Singapore investment sales to hit up to S$23b for full year 2024
Total sales are already at S$18.9b for the first three quarters of the year.
In a recent report, Savills noted that although the US Federal Reserve lowered its target rate to 4.75% to 5% in September, down from 5.25% to 5.5%, financial markets reacted nonchalantly as they had already priced in the rate cut.
Thereafter, mainstream market observers expected further cuts on the way for 2024, believing that inflation was under control.
Here’s more from Savills:
However, a stronger than expected US payrolls figures in September caused financial investors to readjust their views on the path of interest rates moving forward. The tech laden NASDAQ and S&P500 indices peaked on 10 July 2024 and 30 September 2024 respectively, they are now hovering just below those levels. Concerns now have turned to whether inflation is truly subdued and if a recession is looming beyond the 2024 horizon.
While financial markets grapple with predicting interest rates and economic directions, the property market at this juncture, in our opinion, is driven more by other factors. These factors include a relative scarcity of prime investible assets and non-economic considerations like capital safety.
On the institutional end of the business, the availability of prime income producing commercial buildings for sale remains low. Many CBD Grade A office buildings and prime shopping malls around the island are held by REITs or landlords who intend to hold them for the long term. If ever there was a trophy asset for sale, a suitor would likely be found, even if the yield happens to be marginally below the total cost of debt.

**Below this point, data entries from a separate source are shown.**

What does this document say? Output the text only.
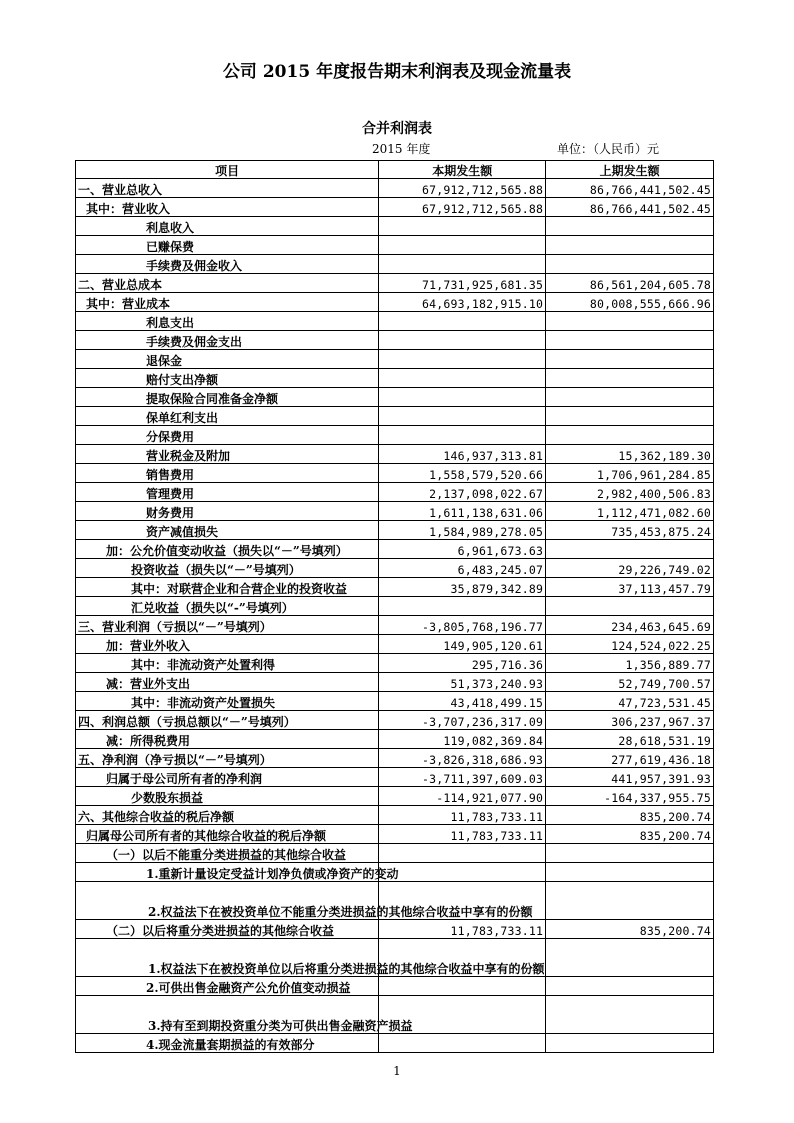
公司 2015 年度报告期末利润表及现金流量表
合并利润表
2015 年度	单位：（人民币）元
项目	本期发生额	上期发生额
一、营业总收入	67,912,712,565.88	86,766,441,502.45
其中：营业收入	67,912,712,565.88	86,766,441,502.45
利息收入		
已赚保费		
手续费及佣金收入		
二、营业总成本	71,731,925,681.35	86,561,204,605.78
其中：营业成本	64,693,182,915.10	80,008,555,666.96
利息支出		
手续费及佣金支出		
退保金		
赔付支出净额		
提取保险合同准备金净额		
保单红利支出		
分保费用		
营业税金及附加	146,937,313.81	15,362,189.30
销售费用	1,558,579,520.66	1,706,961,284.85
管理费用	2,137,098,022.67	2,982,400,506.83
财务费用	1,611,138,631.06	1,112,471,082.60
资产减值损失	1,584,989,278.05	735,453,875.24
加：公允价值变动收益（损失以“－”号填列）	6,961,673.63	
投资收益（损失以“－”号填列）	6,483,245.07	29,226,749.02
其中：对联营企业和合营企业的投资收益	35,879,342.89	37,113,457.79
汇兑收益（损失以“-”号填列）		
三、营业利润（亏损以“－”号填列）	-3,805,768,196.77	234,463,645.69
加：营业外收入	149,905,120.61	124,524,022.25
其中：非流动资产处置利得	295,716.36	1,356,889.77
减：营业外支出	51,373,240.93	52,749,700.57
其中：非流动资产处置损失	43,418,499.15	47,723,531.45
四、利润总额（亏损总额以“－”号填列）	-3,707,236,317.09	306,237,967.37
减：所得税费用	119,082,369.84	28,618,531.19
五、净利润（净亏损以“－”号填列）	-3,826,318,686.93	277,619,436.18
归属于母公司所有者的净利润	-3,711,397,609.03	441,957,391.93
少数股东损益	-114,921,077.90	-164,337,955.75
六、其他综合收益的税后净额	11,783,733.11	835,200.74
归属母公司所有者的其他综合收益的税后净额	11,783,733.11	835,200.74
（一）以后不能重分类进损益的其他综合收益		
1.重新计量设定受益计划净负债或净资产的变动		
2.权益法下在被投资单位不能重分类进损益的其他综合收益中享有的份额		
（二）以后将重分类进损益的其他综合收益	11,783,733.11	835,200.74
1.权益法下在被投资单位以后将重分类进损益的其他综合收益中享有的份额		
2.可供出售金融资产公允价值变动损益		
3.持有至到期投资重分类为可供出售金融资产损益		
4.现金流量套期损益的有效部分		
1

For properties that fall off the radar of institutional investors, their target audience is often less sensitive to the yields versus interest rate trade-off , focusing instead on the need for capital preservation or the need to buy for own use. With the impact of the money laundering crackdown of August 2023 fading, ultra high net worth investors are returning to the market, particularly for non-residential properties.
Thus, we expect to see further momentum building on the strata offices, hospitality and conservation shophouses front. The industrial sector, however, may see limited transactions due to stringent government regulations regarding asset trading and the short-term nature of industrial land leases.
For the first three quarters of this year, investment sales totalled S$18.85 billion, a 32.6% YoY increase over the S$14.21 million recorded for the same period last year. The big-ticket items transacted in Q3/2024 are unlikely to be repeated in Q4/2024, along with the rejection of the Jurong Lake District land bid (which was about S$2.5 billion), we maintain our forecast of S$22.0 to S$23.0 billion for the full year.
Although interest rates have fallen, there is still a large spread between net yields and total borrowing costs. While one or two mega deals may conclude in the coming quarters, investment sales would generally be driven by the return of ultra-high net worth individuals, setting the narrative for 2025.